Sources of this article:

ESI Discussion Paper: Isolating Kosovo? Kosovo vs Afghanistan 5:22

European Stability Initiative (ESI) is a non-profit research and policy institute, created in recognition of the need for independent, in-depth analysis of the complex issues involved in promoting stability and prosperity in Europe. ESI was founded in June 1999 by a multi-national group of practitioners and analysts with extensive experience in the regions it studied.

Henley & Partners has analyzed the visa regulations of all the countries and territories in the world. It has created an index which ranks countries according to the visa-free access its citizens enjoy to other countries.
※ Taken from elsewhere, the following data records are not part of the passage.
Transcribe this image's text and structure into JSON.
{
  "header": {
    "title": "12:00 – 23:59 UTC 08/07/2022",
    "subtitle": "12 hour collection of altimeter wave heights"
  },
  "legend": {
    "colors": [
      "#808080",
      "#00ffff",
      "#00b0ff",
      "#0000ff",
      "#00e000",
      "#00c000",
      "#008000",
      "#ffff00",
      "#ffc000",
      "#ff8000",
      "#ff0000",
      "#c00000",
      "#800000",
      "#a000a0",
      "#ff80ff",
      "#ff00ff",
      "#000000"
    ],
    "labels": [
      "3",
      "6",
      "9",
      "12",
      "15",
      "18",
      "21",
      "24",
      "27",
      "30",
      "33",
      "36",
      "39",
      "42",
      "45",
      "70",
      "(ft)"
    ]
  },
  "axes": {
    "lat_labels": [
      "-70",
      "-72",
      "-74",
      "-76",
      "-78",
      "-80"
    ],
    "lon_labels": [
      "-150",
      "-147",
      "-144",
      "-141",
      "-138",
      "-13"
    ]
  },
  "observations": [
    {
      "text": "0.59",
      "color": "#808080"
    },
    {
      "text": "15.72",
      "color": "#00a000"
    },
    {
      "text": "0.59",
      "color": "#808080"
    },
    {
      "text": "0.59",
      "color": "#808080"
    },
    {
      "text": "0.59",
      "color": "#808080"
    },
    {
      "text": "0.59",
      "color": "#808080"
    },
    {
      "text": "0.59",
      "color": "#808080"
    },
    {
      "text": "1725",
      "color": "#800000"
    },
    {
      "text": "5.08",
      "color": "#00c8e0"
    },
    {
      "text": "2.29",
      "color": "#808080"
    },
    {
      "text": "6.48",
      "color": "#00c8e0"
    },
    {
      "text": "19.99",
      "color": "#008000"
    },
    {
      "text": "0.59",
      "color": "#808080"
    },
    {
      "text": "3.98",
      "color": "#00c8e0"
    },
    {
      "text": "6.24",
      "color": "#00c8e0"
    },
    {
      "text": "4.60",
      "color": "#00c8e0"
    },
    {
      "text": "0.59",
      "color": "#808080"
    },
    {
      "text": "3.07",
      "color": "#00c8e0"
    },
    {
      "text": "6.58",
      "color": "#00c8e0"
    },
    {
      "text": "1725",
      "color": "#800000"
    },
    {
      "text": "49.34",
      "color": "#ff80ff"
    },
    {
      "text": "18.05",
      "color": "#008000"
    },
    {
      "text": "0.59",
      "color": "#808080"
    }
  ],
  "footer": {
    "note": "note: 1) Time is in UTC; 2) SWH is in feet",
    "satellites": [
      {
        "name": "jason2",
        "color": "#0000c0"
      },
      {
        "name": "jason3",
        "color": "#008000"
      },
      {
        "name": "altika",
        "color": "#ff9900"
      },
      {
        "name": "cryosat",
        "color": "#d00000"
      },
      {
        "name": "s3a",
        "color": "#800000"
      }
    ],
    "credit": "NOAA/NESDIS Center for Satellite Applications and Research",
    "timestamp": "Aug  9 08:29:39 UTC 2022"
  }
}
My earlier article Visa rank and the western Balkans

3 Responses to Kosovo – an captured independence

  1. clément - Kdg says:


    Serbs from Kosovo are actually able to get biometric passports in Belgrade and travel therefore to Europe. Albanians from Kosovo are also theoretically eligible to this document if they are able to provide valid serbian identity cards and resident permits : in reality because most of them either emigrated recently from Albania, destroyed their documents in 1999/2000 and refused to recognize Belgrade’s authority since, are unable to do so, and are now ……crying for these documents !!!
    We come here to a very interesting point of the hypocrisy of influential European union countries which recognized Kosovo but made sure albanian citizen’s would not be able to emigrate to Europe (with Belgrade consent of course).